傳統揹包問題中往往是求解揹包裝滿後的最大價值。這需要我們的逆向思維,由max 轉化爲 min
注意:題目要求的是在儲存罐裝滿的情況下,故需要關注一下初始化問題
有兩個重要數組:
dp[i] :存儲罐的容量爲I時,所裝的硬幣容量是否也爲i(你最多能裝多少是由w[i]決定的)
初始化 爲零
ser[i] :重量爲i時的價值
ser[0]=0,其餘初始化爲正無窮大
狀態轉移方程
dp[ j ]=max(dp[j],dp[j-w[i]]+w[i]);對重量的監控
ser[ j ] = min(ser[j],ser[j-w[i]]+P[i])//對價值的監控
題目如下:
Piggy-Bank
Time Limit: 2000/1000 MS (Java/Others) Memory Limit: 65536/32768 K (Java/Others)Total Submission(s): 10078 Accepted Submission(s): 5078
But there is a big problem with piggy-banks.

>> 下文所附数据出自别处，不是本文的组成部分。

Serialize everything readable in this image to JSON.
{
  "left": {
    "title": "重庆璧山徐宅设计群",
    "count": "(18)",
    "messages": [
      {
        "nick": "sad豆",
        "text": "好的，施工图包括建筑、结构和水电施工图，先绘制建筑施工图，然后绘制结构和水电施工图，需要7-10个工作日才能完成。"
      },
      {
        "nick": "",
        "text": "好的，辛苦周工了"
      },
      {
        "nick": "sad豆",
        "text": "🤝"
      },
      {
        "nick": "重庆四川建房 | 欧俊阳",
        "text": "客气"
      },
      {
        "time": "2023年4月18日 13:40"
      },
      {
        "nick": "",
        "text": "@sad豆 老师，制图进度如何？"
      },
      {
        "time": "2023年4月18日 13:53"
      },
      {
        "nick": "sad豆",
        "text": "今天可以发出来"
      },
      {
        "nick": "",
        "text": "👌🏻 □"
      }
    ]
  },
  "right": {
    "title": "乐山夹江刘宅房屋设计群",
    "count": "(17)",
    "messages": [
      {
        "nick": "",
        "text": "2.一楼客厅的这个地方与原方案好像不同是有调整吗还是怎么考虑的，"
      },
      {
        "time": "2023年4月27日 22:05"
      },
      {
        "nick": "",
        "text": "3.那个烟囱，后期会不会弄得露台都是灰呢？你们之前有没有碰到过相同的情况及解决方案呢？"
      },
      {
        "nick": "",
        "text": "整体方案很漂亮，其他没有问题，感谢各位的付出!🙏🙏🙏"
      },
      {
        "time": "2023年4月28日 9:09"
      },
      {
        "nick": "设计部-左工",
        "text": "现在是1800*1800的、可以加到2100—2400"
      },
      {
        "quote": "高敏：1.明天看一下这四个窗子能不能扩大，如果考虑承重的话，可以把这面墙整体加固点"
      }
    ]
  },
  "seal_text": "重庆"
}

It is not possible to determine how much money is inside. So we might break the pig into pieces only to find out that there is not enough money. Clearly, we want to avoid this unpleasant situation. The only possibility is to weigh the piggy-bank and try to guess how many coins are inside. Assume that we are able to determine the weight of the pig exactly and that we know the weights of all coins of a given currency. Then there is some minimum amount of money in the piggy-bank that we can guarantee. Your task is to find out this worst case and determine the minimum amount of cash inside the piggy-bank. We need your help. No more prematurely broken pigs!
現給出AC代碼
#include <iostream>
#include<string.h>
#include<cstdio>
using namespace std;
const int MAX = 10000+10;
const int index = 500 + 20;
int P[index];
int W[index];
int dp[MAX];
int res[MAX];
int T,E,F,N;
int main()
{
scanf("%d",&T);
int i,j;
while(T--)
{
//求出最大的重量(符合要求的重量或是規定的重量)
memset(dp,0,sizeof(dp));
memset(res,0x3f,sizeof(res));//賦值無窮大
res[0]=0; //當儲存罐裏的錢是0的時候,最小价值也爲0
scanf("%d%d",&E,&F);
int ans = F-E;
scanf("%d",&N);
for(int i = 1; i <= N; i++)
{
scanf("%d%d",&P[i],&W[i]);
}
for(i = 1; i <= N; i++)
{
for(j = W[i]; j <= ans; j++)
{
dp[j] = max(dp[j],dp[j-W[i]] + W[i]);
res[j]=min(res[j],res[j-W[i]]+P[i]);
}
}
if(dp[ans] == ans)
{
printf("The minimum amount of money in the piggy-bank is %d.\n",res[ans]);
}
else
{
cout << "This is impossible." << endl;
}
}
return 0;
}